Improving financial reporting processes may not rank highly on many people’s lists of New Year’s resolutions. They might fall somewhere in between “go to the gym more” and “clean out the closet.” (And some of us may rather clean out the closet!) But if you play a role in financial reporting for your business, it’s probably wise to spend some time assessing your current financial accounting and reporting practices, then planning ways to improve them in 2019 and beyond
That’s true no matter how good your current financial reporting process is, so no one is off the hook for this particular New Year’s resolution. Embracing continuous improvement is essential for staying competitive in today’s business environment, and you should never settle for the status quo. Fortunately, there are some strategies that you can leverage right now to streamline your 2019 financial planning.
Continuous Financial Planning
Speaking of continuity, making your financial reporting and accounting processes continuous is one smart step you can take in 2019 to improve financial planning.
In this context, continuous means that reporting and accounting occur on an everyday, ongoing basis, rather than happening as one-off or ad hoc processes.
This strategy may seem counter-intuitive. You typically only deliver financial reports on a periodic basis, so it may seem best to prepare them according to the same rhythm. But by collecting financial data and merging it into reports on a continuous basis, you ensure that you have instant visibility into financial issues as they arise. You don’t want to wait for the next report cycle to discover that one of your departments has exhausted its annual budget a half-year early, or that a major client has delayed payment and created potential cashflow problems.
Compare Theory to Reality
At most businesses, financial reporting and accounting processes look entirely different in theory than they do in practice. In theory, you invoice on a regular schedule, always receive payment within a set period, and spend money according to budgets that were prepared well in advance.

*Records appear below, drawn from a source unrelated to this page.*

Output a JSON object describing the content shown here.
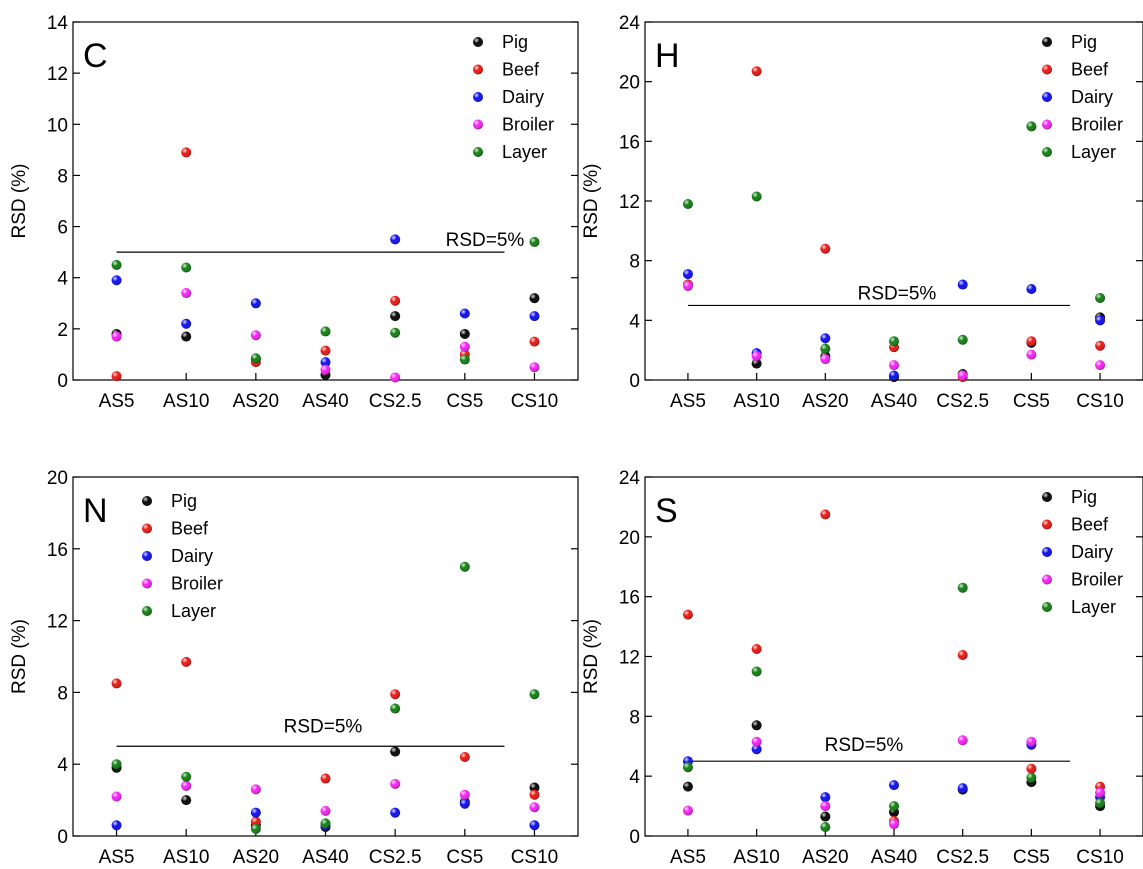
{
  "colors": {
    "Pig": "#000000",
    "Beef": "#e8140f",
    "Dairy": "#0a0af0",
    "Broiler": "#f51ef5",
    "Layer": "#0e7d0e"
  },
  "chart_data": [
    {
      "type": "scatter",
      "panel_label": "C",
      "ylabel": "RSD (%)",
      "categories": [
        "AS5",
        "AS10",
        "AS20",
        "AS40",
        "CS2.5",
        "CS5",
        "CS10"
      ],
      "ylim": [
        0,
        14
      ],
      "yticks": [
        0,
        2,
        4,
        6,
        8,
        10,
        12,
        14
      ],
      "reference_line": {
        "y": 5,
        "label": "RSD=5%"
      },
      "legend": "top-right",
      "series": [
        {
          "name": "Pig",
          "values": [
            1.8,
            1.7,
            0.8,
            0.2,
            2.5,
            1.8,
            3.2
          ]
        },
        {
          "name": "Beef",
          "values": [
            0.15,
            8.9,
            0.7,
            1.15,
            3.1,
            1.0,
            1.5
          ]
        },
        {
          "name": "Dairy",
          "values": [
            3.9,
            2.2,
            3.0,
            0.7,
            5.5,
            2.6,
            2.5
          ]
        },
        {
          "name": "Broiler",
          "values": [
            1.7,
            3.4,
            1.75,
            0.4,
            0.1,
            1.3,
            0.5
          ]
        },
        {
          "name": "Layer",
          "values": [
            4.5,
            4.4,
            0.85,
            1.9,
            1.85,
            0.8,
            5.4
          ]
        }
      ]
    },
    {
      "type": "scatter",
      "panel_label": "H",
      "ylabel": "RSD (%)",
      "categories": [
        "AS5",
        "AS10",
        "AS20",
        "AS40",
        "CS2.5",
        "CS5",
        "CS10"
      ],
      "ylim": [
        0,
        24
      ],
      "yticks": [
        0,
        4,
        8,
        12,
        16,
        20,
        24
      ],
      "reference_line": {
        "y": 5,
        "label": "RSD=5%"
      },
      "legend": "top-right",
      "series": [
        {
          "name": "Pig",
          "values": [
            6.4,
            1.1,
            1.6,
            0.2,
            0.4,
            2.5,
            4.2
          ]
        },
        {
          "name": "Beef",
          "values": [
            6.4,
            20.7,
            8.8,
            2.2,
            0.2,
            2.6,
            2.3
          ]
        },
        {
          "name": "Dairy",
          "values": [
            7.1,
            1.8,
            2.8,
            0.3,
            6.4,
            6.1,
            4.0
          ]
        },
        {
          "name": "Broiler",
          "values": [
            6.3,
            1.6,
            1.4,
            1.0,
            0.3,
            1.7,
            1.0
          ]
        },
        {
          "name": "Layer",
          "values": [
            11.8,
            12.3,
            2.1,
            2.6,
            2.7,
            17.0,
            5.5
          ]
        }
      ]
    },
    {
      "type": "scatter",
      "panel_label": "N",
      "ylabel": "RSD (%)",
      "categories": [
        "AS5",
        "AS10",
        "AS20",
        "AS40",
        "CS2.5",
        "CS5",
        "CS10"
      ],
      "ylim": [
        0,
        20
      ],
      "yticks": [
        0,
        4,
        8,
        12,
        16,
        20
      ],
      "reference_line": {
        "y": 5,
        "label": "RSD=5%"
      },
      "legend": "top-left",
      "series": [
        {
          "name": "Pig",
          "values": [
            3.8,
            2.0,
            0.6,
            0.5,
            4.7,
            1.9,
            2.7
          ]
        },
        {
          "name": "Beef",
          "values": [
            8.5,
            9.7,
            0.8,
            3.2,
            7.9,
            4.4,
            2.3
          ]
        },
        {
          "name": "Dairy",
          "values": [
            0.6,
            2.8,
            1.3,
            0.6,
            1.3,
            1.8,
            0.6
          ]
        },
        {
          "name": "Broiler",
          "values": [
            2.2,
            2.8,
            2.6,
            1.4,
            2.9,
            2.3,
            1.6
          ]
        },
        {
          "name": "Layer",
          "values": [
            4.0,
            3.3,
            0.4,
            0.7,
            7.1,
            15.0,
            7.9
          ]
        }
      ]
    },
    {
      "type": "scatter",
      "panel_label": "S",
      "ylabel": "RSD (%)",
      "categories": [
        "AS5",
        "AS10",
        "AS20",
        "AS40",
        "CS2.5",
        "CS5",
        "CS10"
      ],
      "ylim": [
        0,
        24
      ],
      "yticks": [
        0,
        4,
        8,
        12,
        16,
        20,
        24
      ],
      "reference_line": {
        "y": 5,
        "label": "RSD=5%"
      },
      "legend": "top-right",
      "series": [
        {
          "name": "Pig",
          "values": [
            3.3,
            7.4,
            1.3,
            1.6,
            3.1,
            3.6,
            2.0
          ]
        },
        {
          "name": "Beef",
          "values": [
            14.8,
            12.5,
            21.5,
            1.0,
            12.1,
            4.5,
            3.3
          ]
        },
        {
          "name": "Dairy",
          "values": [
            5.0,
            5.8,
            2.6,
            3.4,
            3.2,
            6.1,
            2.6
          ]
        },
        {
          "name": "Broiler",
          "values": [
            1.7,
            6.3,
            2.0,
            0.8,
            6.4,
            6.3,
            2.9
          ]
        },
        {
          "name": "Layer",
          "values": [
            4.6,
            11.0,
            0.6,
            2.0,
            16.6,
            3.9,
            2.2
          ]
        }
      ]
    }
  ]
}
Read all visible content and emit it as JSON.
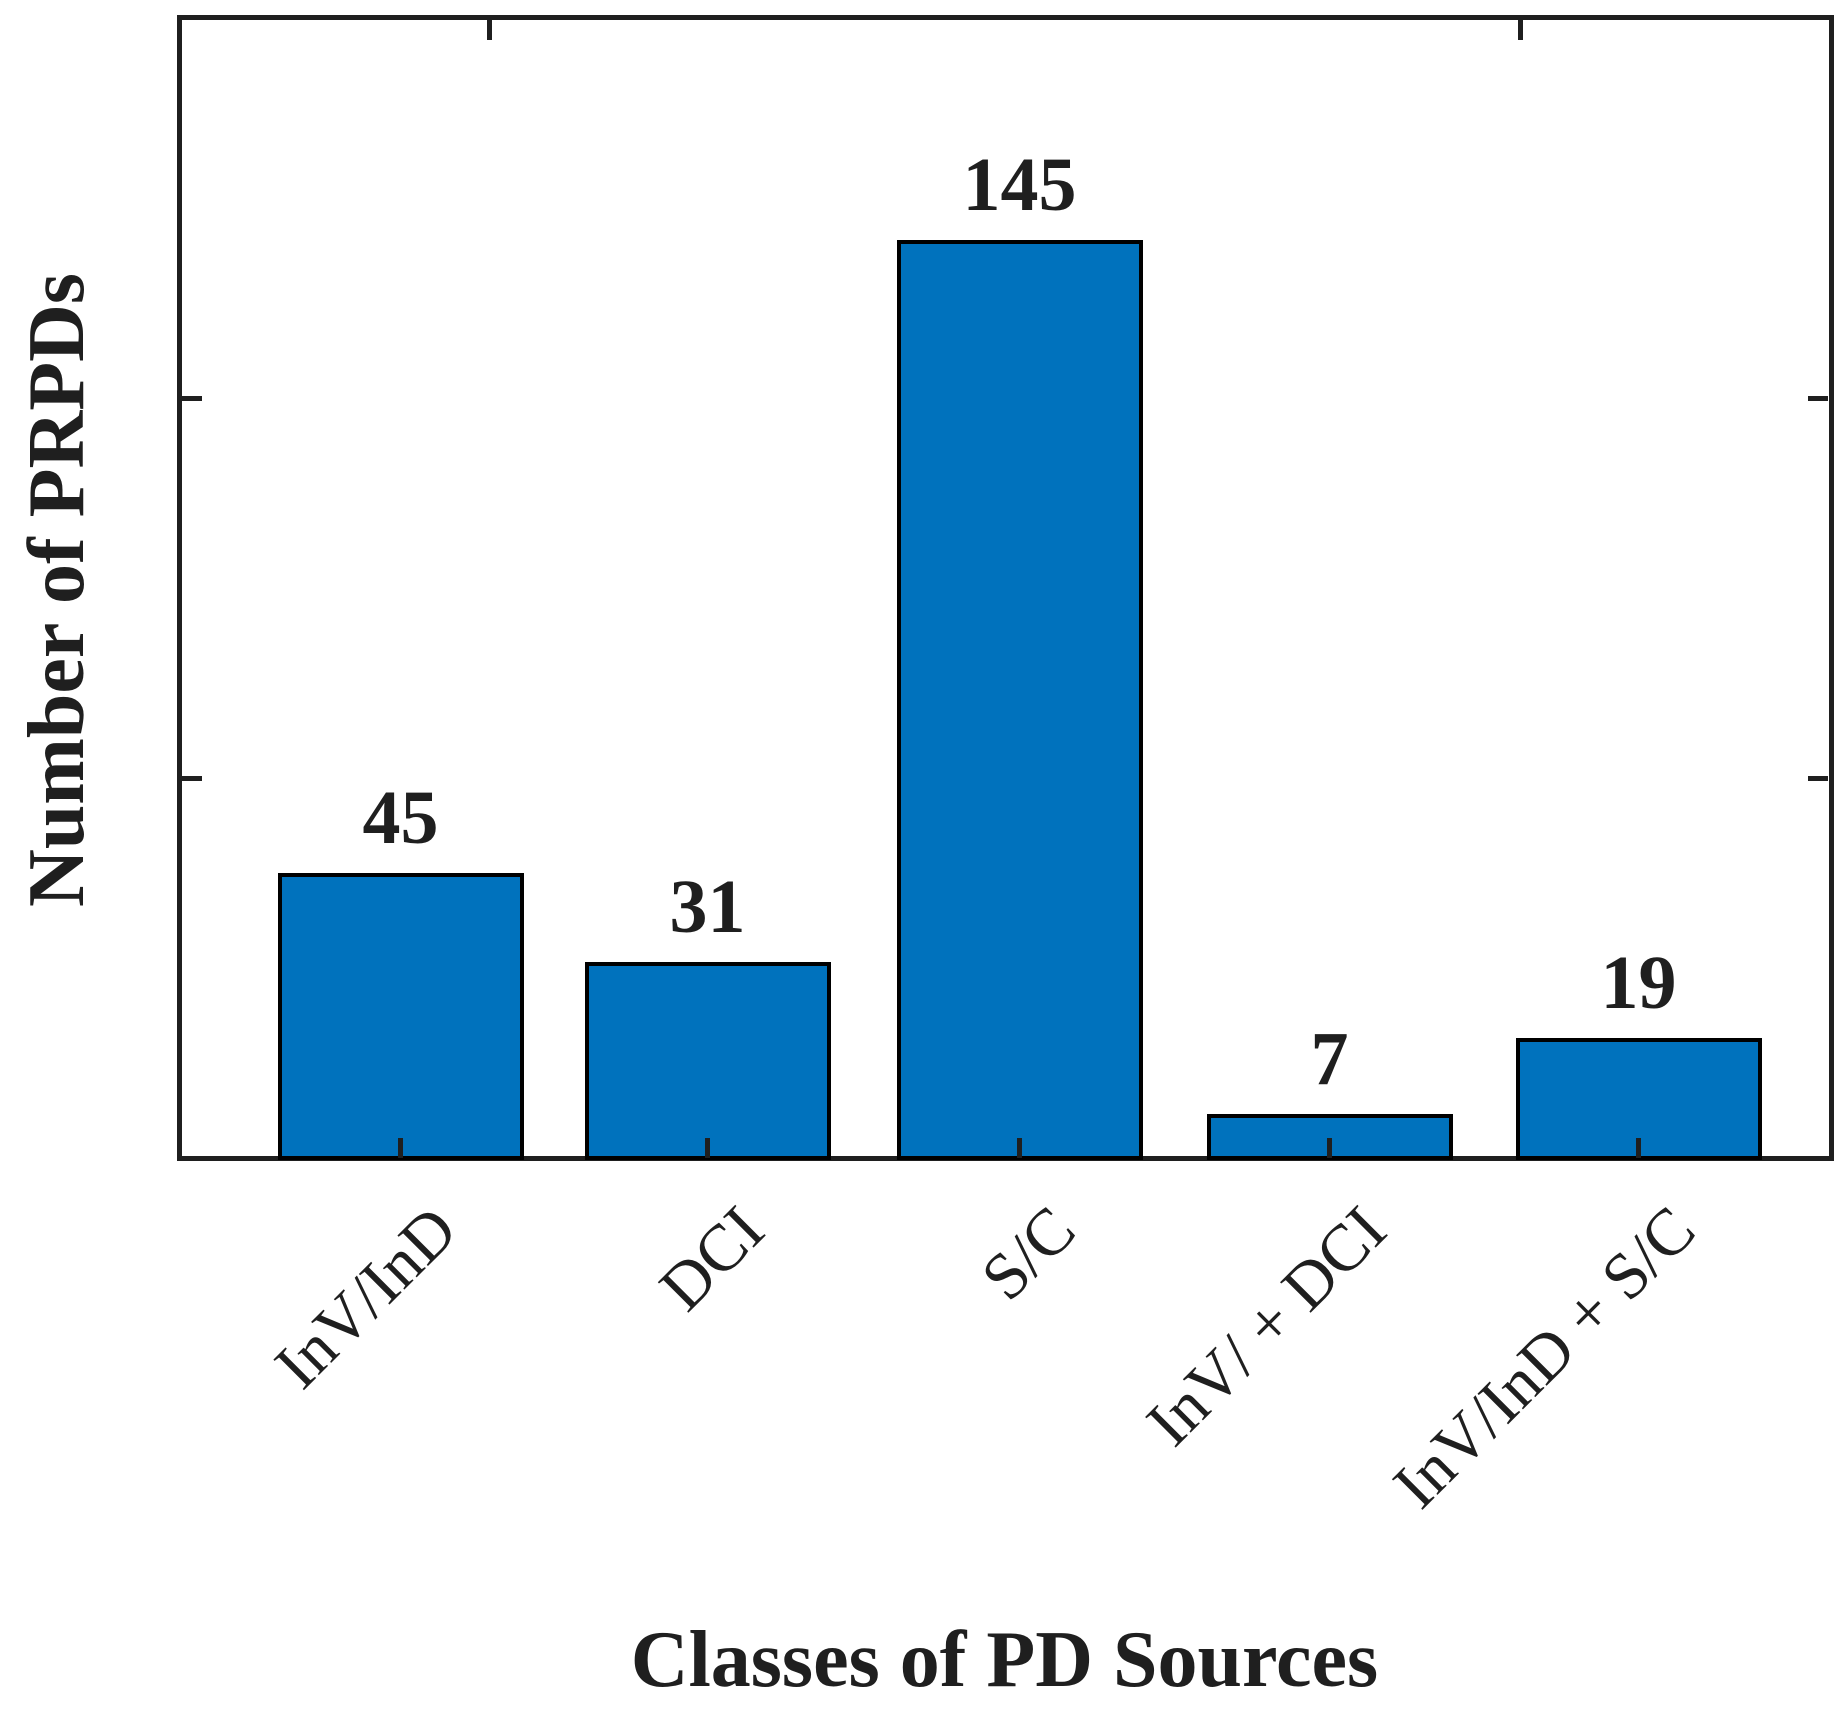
{
  "chart_data": {
    "type": "bar",
    "categories": [
      "InV/InD",
      "DCI",
      "S/C",
      "InV/ + DCI",
      "InV/InD + S/C"
    ],
    "values": [
      45,
      31,
      145,
      7,
      19
    ],
    "value_labels": [
      "45",
      "31",
      "145",
      "7",
      "19"
    ],
    "xlabel": "Classes of PD Sources",
    "ylabel": "Number of PRPDs",
    "ylim": [
      0,
      180
    ],
    "yticks": [
      60,
      120
    ],
    "ytick_labels_visible": false,
    "xtick_label_rotation_deg": 45,
    "grid": false,
    "legend": false,
    "colors": {
      "bar_fill": "#0072BD",
      "bar_edge": "#000000",
      "axis": "#1f1f1f",
      "text": "#1f1f1f",
      "background": "#ffffff"
    }
  }
}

In reality, of course, payment and invoicing details are often missed, and budgets may not be followed.
Unless you work for a particularly well-run company, you’ll probably never get the reality of financial planning to reflect theory. But you can at least assess the extent to which reality diverges from theory, and adjust your financial planning processes accordingly. Maybe you need to build more flexibility into reporting and accounting in 2019 to reflect the sometimes-tumultuous reality of your financial processes.
Reassess Your Stakeholders
Just as it is easy for financial planning theory to go out of sync with reality, it is common for companies to end up with a warped view of who their financial planning stakeholders really are. One department or certain individual(s) might play an essential role in reporting and accounting; as a result, only those people have access to financial planning tools and information.
As 2019 approaches, step back and think about who you currently identify as the key stakeholders in your financial planning processes and consider whether you are leaving anyone out. Have any departments been reorganized in ways that add or remove stakeholders? Have relevant job roles been created or removed? Are the people who are theoretically responsible for driving financial accounting and reporting the best ones to remain in charge?
Destroy Accounting and Reporting Silos
Breaking down so-called silos has become an important mantra in the world of IT, where the focus has shifted in recent years to making sure that different teams collaborate seamlessly instead of having each team devoted to a specific task and paying little attention to what other teams are doing.
The same logic can be valuable within the context of financial accounting and reporting. In a company of any size, multiple individuals and groups must report data in order to make financial planning work. If each of those people or groups currently operates in a silo with little visibility into what others are doing or the state of their accounts, you risk your teams falling out of sync or failing to report critical information promptly.
So, one goal you might set for 2019 is to remove your teams from their various financial-planning silos and ensure that everyone has visibility into financial planning. This does not mean that every small financial reporting activity has to be shared with the entire organization, but that at a high level, everyone has a basic understanding of what others are doing for reporting and accounting on an ongoing basis.
In the world of financial planning, continuous improvement should be a priority. No matter how well your company is doing with financial planning today, you can be even better in 2019.